Posté par Christophe Deshayes le 9 juil 2010 dans A la une, BONUS et ActualitésPas de commentaires

The Huffington Post, un journal en ligne qui connaît une forte notoriété aux Etats-Unis, annonce le 29 avril 2010 qu’il met en place sur son site, des pictogrammes permettant d’identifier immédiatement le profil du membre de la communauté qui s’exprime.
Objectif : impliquer davantage sa communauté, la rendre plus réactive, améliorer la qualité du débat et de la conversation sur son site.
Ces pictogrammes permettent, en effet, de distinguer :
-  Le « Networker », qui se caractérise par le grand nombre d’amis, de fans ou de followers qui le suivent ;
-  Le « Superuser », qui n’hésite pas à proposer du contenu, des posts, des commentaires ;
-  Le « Moderator », un membre actif qui surveille les billets des autres et propose la suppression de ceux qui lui semblent inappropriés. Le statut de « Moderator » se décline même en plusieurs niveaux, permettant à ceux ayant atteint le niveau le plus élevé de pouvoir de leur propre chef supprimer les commentaires inappropriés sans validation de la rédaction.
D’autres pictogrammes devraient être créés à l’avenir.

Le principe collaboratif cher au web 2.0 aurait-il des limites ? Même aux Etats-Unis où la culture citoyenne est davantage versée vers la participation, les contributeurs vraiment actifs ne pèsent que 1 à 2 % des visiteurs d’un site, 10 % sont des contributeurs occasionnels et 90% de simples suiveurs, utilisateurs, consommateurs…
Récompenser, valoriser, encourager ses contributeurs actifs est un enjeu majeur pour un site. En profiter pour développer de la confiance avec eux et donc les intégrer dans le processus de production (c’est le cas lorsqu’on en autorise certains à supprimer des commentaires d’utilisateurs sans l’aval de la rédaction) est également une source de réactivité, de qualité et de coût. Lorsque Wikipedia a mis en place une forme un peu similaire de modération, écornant son modèle initial, de nombreux observateurs ont prétendu que cela signait la fin de son modèle collaboratif. En fait, ce pourrait être exactement l’inverse. Seuls les sites pourvus d’une grande audience et d’une importante communauté de contributeurs (de différentes natures) ont intérêt le faire. Ils disposent de la masse suffisante pour mettre en œuvre un système de reconnaissance à différents étages, une sorte de légion d’honneur de la collaboration. On est en plein de cœur du « réacteur » de l’usine collaborative. A quand la rémunération de certains ? Loin de signer la fin du modèle, la rémunération (indemnisation ?) des acteurs à forte valeur ajoutée (démontrée et pas seulement déclarée) ne sera pas le signe de la fin d’un modèle, mais au contraire l’aboutissement d’un modèle en quête de sa viabilité depuis longtemps.

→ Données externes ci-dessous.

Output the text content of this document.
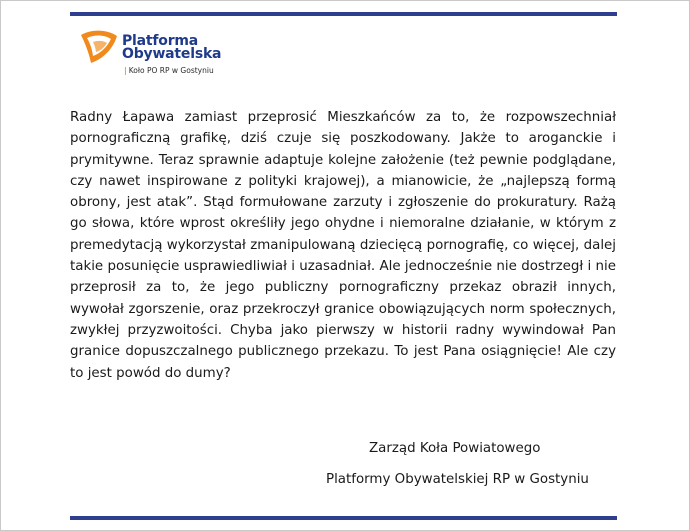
Platforma
Obywatelska
| Koło PO RP w Gostyniu

Radny Łapawa zamiast przeprosić Mieszkańców za to, że rozpowszechniał pornograficzną grafikę, dziś czuje się poszkodowany. Jakże to aroganckie i prymitywne. Teraz sprawnie adaptuje kolejne założenie (też pewnie podglądane, czy nawet inspirowane z polityki krajowej), a mianowicie, że „najlepszą formą obrony, jest atak”. Stąd formułowane zarzuty i zgłoszenie do prokuratury. Rażą go słowa, które wprost określiły jego ohydne i niemoralne działanie, w którym z premedytacją wykorzystał zmanipulowaną dziecięcą pornografię, co więcej, dalej takie posunięcie usprawiedliwiał i uzasadniał. Ale jednocześnie nie dostrzegł i nie przeprosił za to, że jego publiczny pornograficzny przekaz obraził innych, wywołał zgorszenie, oraz przekroczył granice obowiązujących norm społecznych, zwykłej przyzwoitości. Chyba jako pierwszy w historii radny wywindował Pan granice dopuszczalnego publicznego przekazu. To jest Pana osiągnięcie! Ale czy to jest powód do dumy?

Zarząd Koła Powiatowego
Platformy Obywatelskiej RP w Gostyniu
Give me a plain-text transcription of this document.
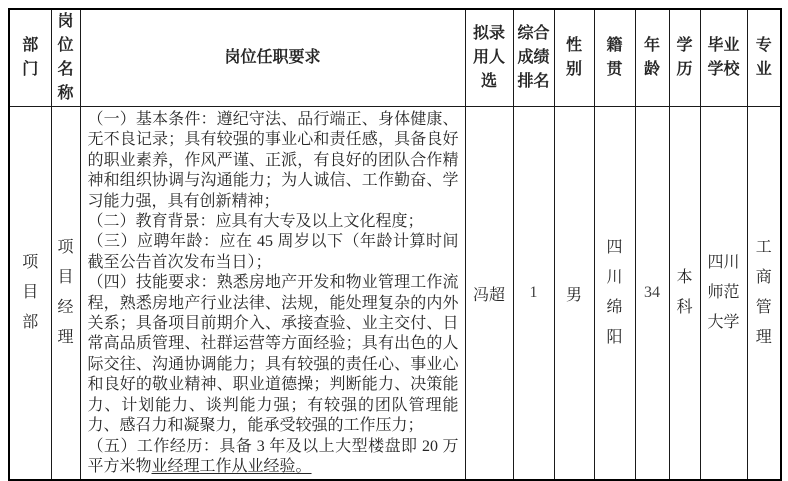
部门	岗位名称	岗位任职要求	拟录用人选	综合成绩排名	性别	籍贯	年龄	学历	毕业学校	专业

项目部	项目经理	（一）基本条件：遵纪守法、品行端正、身体健康、无不良记录；具有较强的事业心和责任感，具备良好的职业素养，作风严谨、正派，有良好的团队合作精神和组织协调与沟通能力；为人诚信、工作勤奋、学习能力强，具有创新精神；

（二）教育背景：应具有大专及以上文化程度；

（三）应聘年龄：应在 45 周岁以下（年龄计算时间截至公告首次发布当日）；

（四）技能要求：熟悉房地产开发和物业管理工作流程，熟悉房地产行业法律、法规，能处理复杂的内外关系；具备项目前期介入、承接查验、业主交付、日常高品质管理、社群运营等方面经验；具有出色的人际交往、沟通协调能力；具有较强的责任心、事业心和良好的敬业精神、职业道德操；判断能力、决策能力、计划能力、谈判能力强；有较强的团队管理能力、感召力和凝聚力，能承受较强的工作压力；

（五）工作经历：具备 3 年及以上大型楼盘即 20 万平方米物业经理工作从业经验。	冯超	1	男	四川绵阳	34	本科	四川师范大学	工商管理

Rappelons que The Huffington Post est un journal d’information américain sur Internet faisant depuis toujours appel à de nombreuses collaborations et sources externes. Son contenu est un mélange de blog­ging et de journalisme d’investigation. Depuis le début, il expérimente de nouvelles formes éditoriales. Le site – très populaire aux USA – a gagné, deux années de suite, les Webby Awards dans la catégorie blog politique.